After North Korea’s successful space launch last December and nuclear test this month, Kim Jong-un has said that North Korea will conduct further launches and nuclear tests, both to demonstrate the country’s advances, and also to prove their power to the international community. Despite Pyongyang's posturing and labeling of the United States as an enemy, we must not fall into the rhetoric of conflict. Instead, we must focus on diplomatic and deterrence options to prevent potential escalation on the Korean peninsula.
We first have to accept that nuclear energy is going to spread around the world gradually and it will be done, primarily, under the sovereign choice to do so by existing and emerging legal arrangements, such as the Non-Proliferation Treaty. However, there are and there will be exceptions.
It is no secret that North Korea is operating outside of this order, but there is practically nothing we can do to take these weapons and capability away, short of using nuclear weapons ourselves or investing in a prolonged conventional war that would have horrendous implications. What would work is a geopolitical shift, on par with the fall of the USSR, to give at least temporary relief to the spread of nuclear weapons and their delivery means.

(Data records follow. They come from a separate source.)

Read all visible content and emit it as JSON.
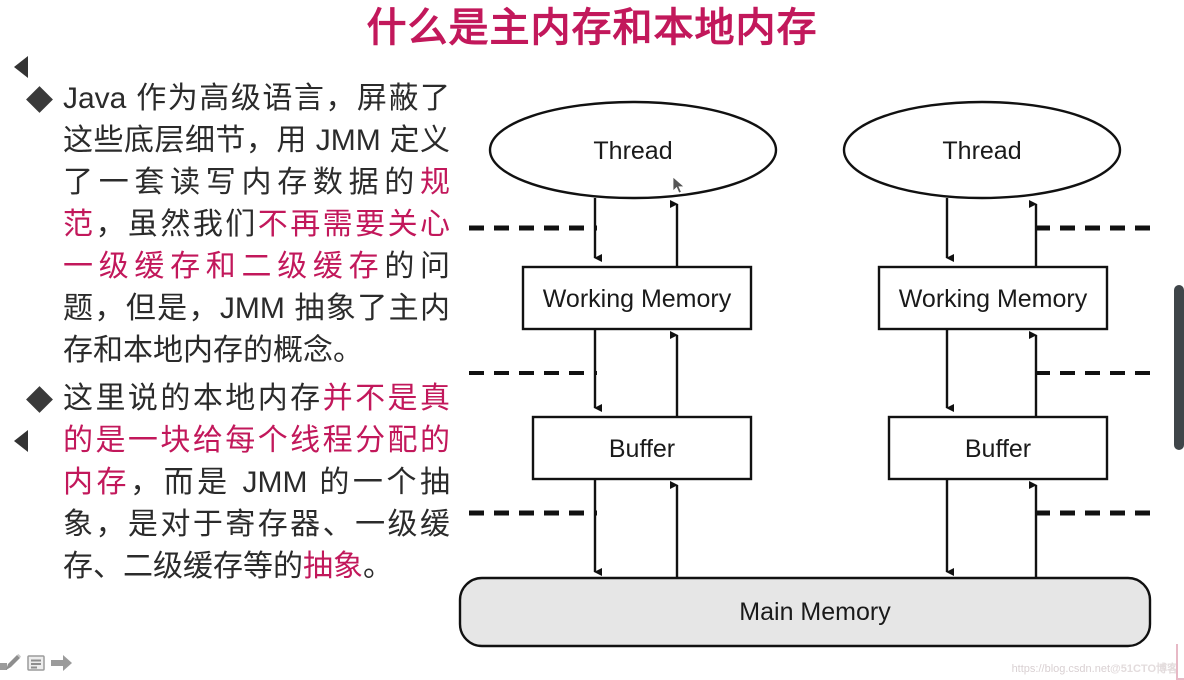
{
  "title": "什么是主内存和本地内存",
  "colors": {
    "title": "#c2185b",
    "highlight": "#c2185b",
    "body_text": "#2b2b2b",
    "box_fill": "#ffffff",
    "main_memory_fill": "#e6e6e6",
    "scrollbar": "#3f4549"
  },
  "bullets": [
    {
      "marker": "diamond",
      "segments": [
        {
          "text": "Java 作为高级语言，屏蔽了这些底层细节，用 JMM 定义了一套读写内存数据的",
          "highlight": false
        },
        {
          "text": "规范",
          "highlight": true
        },
        {
          "text": "，虽然我们",
          "highlight": false
        },
        {
          "text": "不再需要关心一级缓存和二级缓存",
          "highlight": true
        },
        {
          "text": "的问题，但是，JMM 抽象了主内存和本地内存的概念。",
          "highlight": false
        }
      ]
    },
    {
      "marker": "diamond",
      "segments": [
        {
          "text": "这里说的本地内存",
          "highlight": false
        },
        {
          "text": "并不是真的是一块给每个线程分配的内存",
          "highlight": true
        },
        {
          "text": "，而是 JMM 的一个抽象，是对于寄存器、一级缓存、二级缓存等的",
          "highlight": false
        },
        {
          "text": "抽象",
          "highlight": true
        },
        {
          "text": "。",
          "highlight": false
        }
      ]
    }
  ],
  "diagram": {
    "type": "jmm-memory-model",
    "threads": [
      {
        "thread_label": "Thread",
        "working_memory_label": "Working Memory",
        "buffer_label": "Buffer"
      },
      {
        "thread_label": "Thread",
        "working_memory_label": "Working Memory",
        "buffer_label": "Buffer"
      }
    ],
    "main_memory_label": "Main Memory",
    "dashed_separators": 3,
    "arrow_pairs_per_column": 3
  },
  "mini_toolbar": {
    "items": [
      {
        "icon": "pen-icon",
        "label": "Pen"
      },
      {
        "icon": "note-icon",
        "label": "Notes"
      },
      {
        "icon": "arrow-right-icon",
        "label": "Next"
      }
    ]
  },
  "nav": {
    "prev_label": "Previous",
    "next_label": "Next"
  },
  "watermark": {
    "url": "https://blog.csdn.net",
    "account": "@51CTO博客"
  }
}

Our choices with North Korea are limited to diplomacy and deterrence. It is timely that the United States has placed its priorities in Asia, because the alliance system in the Pacific Basin is going to become one of the most important in the next decades. Pyongyang likely understands that it is becoming a threat on the regional, and now global, level but its leadership is seemingly not realizing that the bilateral relationship of effects between North Korea and the rest of the world are not solely dichotomous; the choices made by North Korea effect the whole world. Therefore, one of Washington’s objectives must be impressing upon them that intentional aggression is intolerable.
Diplomatically, China has an interest in maintaining North Korea as a buffer against American dominance in the Pacific, but is not entirely happy with what one might call a potential free radical of an ally, wielding a functioning space program and nuclear weapons. It is certain that negotiating with North Korea is a long and difficult process, but it must begin with an agreement on the principles about the use of nuclear energy, regardless of the signatory status of negotiating parties. Pursuing a principle agreement on negative security guarantees, no first use, a commitment to the elimination of nuclear weapons – these measures will not eliminate North Korea from the nuclear club, but they will spark a gradual movement to their responsible management. If we need be honest, the number of nuclear countries is going to grow, as economic power shifts East and countries seek technological development.
Finally, in a multi-polar world, the democratization of access to capital and technology away from the West makes the wider access to nuclear energy, with all its potential uses, a lawful outgrowth. In this respect, nothing short of a fundamental political-economic crisis or a war will reverse the process. From this point of view, totalitarian regimes like North Korea will take advantage of globalization and it is their right as sovereigns to do so – however, we must make clear that the security risks they pose are unacceptable and that to be functional members of the international community, they need to oblige by the accepted norms governing the use of nuclear power.